Детский “Декамерон” - страница 6

стр.

О проблемах толерантности ведь не пишут, в арабские и негритянские кварталы не ходят: страшно. Западному писателю, чтобы быть в струе, надо писать именно о лифчиках, геях и долгоиграющих поцелуях (и изнасилованиях дедушками, если уж хочешь быть на пике мэйнстрима). Как мы уже поняли, сексуальные отношения там занимают другую роль в культуре и жизни, и потому как нельзя более востребован умеренный такой, понятный обывателю, цивилизованный европейский эпатаж.

А просто правдивой, смешной или трогательной истории недостаточно. Желание вызвать у читателя сильные эмоции заставляет задевать, смущать, вводить в оторопь... Без перца — будто бы уже пресно (это детям-то!)...

Но ведь не зря же есть в любой культуре, в том числе и европейской, табуированные зоны! Мы же наблюдаем, как в массовом порядке НДЛ взламывает табу. Идет ли это от собственных взрослых интересов и потребностей автора, или писатели всерьез полагают, что подобная откровенность — в интересах читающего их книгу ребенка? Трудно сказать наверняка, но кое-какие соображения на этот счет имеются.

Когда я прочитала Манолито Очкарика, у меня возникло смутное подозрение: это — какой-то новый вид литературы. Вот есть, к примеру, анималистика, это когда книга — о животных: их повадках, особенностях, больших преданных глазах и привычках доставлять под утро задушенных крыс на подушку хозяину в качестве подношения. Что-то вроде знаменитой серии “Ребятам — о зверятах”, если кто помнит...

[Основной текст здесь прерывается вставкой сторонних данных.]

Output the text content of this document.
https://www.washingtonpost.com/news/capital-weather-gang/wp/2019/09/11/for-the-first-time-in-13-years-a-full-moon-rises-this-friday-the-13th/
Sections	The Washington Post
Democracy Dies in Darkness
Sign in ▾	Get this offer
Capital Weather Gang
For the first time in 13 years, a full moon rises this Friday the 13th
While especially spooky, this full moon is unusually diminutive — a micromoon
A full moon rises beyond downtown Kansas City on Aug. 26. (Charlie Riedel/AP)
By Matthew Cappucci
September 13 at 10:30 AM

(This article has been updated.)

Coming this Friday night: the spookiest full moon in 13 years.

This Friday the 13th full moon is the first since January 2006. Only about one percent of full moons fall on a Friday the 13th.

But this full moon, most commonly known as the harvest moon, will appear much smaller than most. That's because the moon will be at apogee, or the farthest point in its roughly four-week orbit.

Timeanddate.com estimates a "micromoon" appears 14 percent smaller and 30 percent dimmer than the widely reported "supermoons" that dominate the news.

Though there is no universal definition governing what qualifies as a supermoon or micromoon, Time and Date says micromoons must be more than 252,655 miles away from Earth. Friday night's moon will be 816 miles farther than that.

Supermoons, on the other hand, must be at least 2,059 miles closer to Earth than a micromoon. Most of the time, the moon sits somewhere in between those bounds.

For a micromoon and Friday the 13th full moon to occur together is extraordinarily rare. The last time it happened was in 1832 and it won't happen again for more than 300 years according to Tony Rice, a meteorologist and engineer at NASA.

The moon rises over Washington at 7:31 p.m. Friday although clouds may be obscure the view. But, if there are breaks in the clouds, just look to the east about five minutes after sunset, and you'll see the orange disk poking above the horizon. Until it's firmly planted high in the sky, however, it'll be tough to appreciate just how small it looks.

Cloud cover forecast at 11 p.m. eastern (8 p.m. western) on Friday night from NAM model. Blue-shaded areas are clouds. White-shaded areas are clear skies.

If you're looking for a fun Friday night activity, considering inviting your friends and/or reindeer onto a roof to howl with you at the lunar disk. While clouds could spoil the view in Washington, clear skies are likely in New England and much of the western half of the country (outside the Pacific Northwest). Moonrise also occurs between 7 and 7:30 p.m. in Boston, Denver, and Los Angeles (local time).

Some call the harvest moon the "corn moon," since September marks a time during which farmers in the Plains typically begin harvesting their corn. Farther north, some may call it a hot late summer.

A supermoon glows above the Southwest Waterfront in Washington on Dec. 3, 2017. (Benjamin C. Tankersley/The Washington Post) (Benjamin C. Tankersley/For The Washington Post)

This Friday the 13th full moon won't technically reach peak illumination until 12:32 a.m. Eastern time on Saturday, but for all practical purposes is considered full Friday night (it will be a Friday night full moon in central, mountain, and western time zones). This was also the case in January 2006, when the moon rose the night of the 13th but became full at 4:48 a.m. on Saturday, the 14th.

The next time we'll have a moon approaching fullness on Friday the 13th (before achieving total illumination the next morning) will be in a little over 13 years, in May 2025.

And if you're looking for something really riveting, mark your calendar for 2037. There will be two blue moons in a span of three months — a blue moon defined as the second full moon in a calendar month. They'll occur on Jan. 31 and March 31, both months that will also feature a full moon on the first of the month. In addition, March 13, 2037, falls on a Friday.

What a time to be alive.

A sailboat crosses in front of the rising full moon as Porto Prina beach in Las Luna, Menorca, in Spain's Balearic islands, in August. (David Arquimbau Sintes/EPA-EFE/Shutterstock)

Так и здесь. Этакий кид-райтинг, что ли. Произведения о детях, но не для детей, хотя по многим параметрам — типично детские (и язык, и персонажи, и даже иллюстрации). Когда две книги М. Нильсон про Цацики, прочитанные следом, так же легко вписались в эту незатейливую формулировку, я окончательно удостоверилась — многие произведения НДЛ написаны не столько для детей, сколько для взрослых. Однако писатели и издатели не спешат в этом признаваться. Почему? Да потому, что детская аудитория — самая читающая. Законы рынка. Хорошо, чтоб хотя бы библиотекари понимали, что должны советовать подобные книги не детям, а их родителям...

 

А что у нас?

 

В России образованное общество со времен Гаршина, Достоевского и передвижников одобряет другого рода интерес — интерес к слабым мира сего, к униженным и оскорбленным. Дети алкоголиков и сироты — вот персонажи, удостоенные пристального внимания наших авторов. И не потому, что именно теперь вдруг оказалось так, что “горе — модное” (такой делает вывод Светлана Лаврова в своей почти одноименной статье по итогам Крапи-винского конкурса). Думаю, дело не в сиюминутной моде — это ж традиция здесь такая!

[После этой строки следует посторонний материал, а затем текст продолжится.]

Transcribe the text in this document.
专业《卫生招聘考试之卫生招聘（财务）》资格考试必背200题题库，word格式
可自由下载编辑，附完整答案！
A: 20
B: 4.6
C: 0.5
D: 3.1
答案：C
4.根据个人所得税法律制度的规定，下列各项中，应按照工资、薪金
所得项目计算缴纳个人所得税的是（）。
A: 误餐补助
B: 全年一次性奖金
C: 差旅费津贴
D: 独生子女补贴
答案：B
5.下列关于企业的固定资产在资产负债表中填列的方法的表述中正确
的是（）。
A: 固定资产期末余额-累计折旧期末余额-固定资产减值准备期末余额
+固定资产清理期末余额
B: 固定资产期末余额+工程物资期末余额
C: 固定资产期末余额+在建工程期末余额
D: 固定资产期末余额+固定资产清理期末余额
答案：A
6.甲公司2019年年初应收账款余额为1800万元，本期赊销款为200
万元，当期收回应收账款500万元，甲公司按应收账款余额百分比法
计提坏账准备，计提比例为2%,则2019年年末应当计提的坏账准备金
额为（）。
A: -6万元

У нас любят, когда с надрывом... Что, впрочем, не обязательно свидетельствует о сознательной конъюнктуре. Кое-кто выбирает тему совершенно искренне и пишет талантливые книги. Но, в любом случае, если писатель хочет быть востребованным — он волей или неволей вынужден следовать этой стратегии.

К тому же, как ни печально, приходится признать — в нашей стране символическим актом инициации для подростка скорее является первое употребление алкоголя или курева, чем первый поцелуй. А эротизм европейский чужд в принципе — ведь в нем есть элемент игры (поэтому, кстати, там его так легко включают в детские книги), а у нас же все всерьез, нам не до баловства с “дальнобойными” поцелуями в принципе, мы же мир спасаем от без-духовности.

 

Может, начнем прямо с Боккаччо?

 

А что касается практического выбора книг для собственных детей — у меня лично нет готовых рецептов. “Берт” был отметен как совершенно негодный, а гораздо более жесткий, но и неизмеримо более правдивый “Малек” (долго думала, но все же решилась предложить, полагая, что взросление неизбежно) — проглочен за несколько дней.

У меня есть знакомая, которой родители, когда она была старшеклассницей, не зная, как бы поумнее ввести дочь в курс дела, просто подсунули “Декамерон” Боккаччо... Вы тоже полагаете, что это не выход?

Давайте просто будем внимательнее к тому, что читают наши дети: не доверяя ни аннотациям, ни рекомендациям иностранных министерств образования, ни грифам известных издательств. Потому что влиять на стратегию писателей и политику издателей гораздо сложнее, чем на формирование собственного ребенка.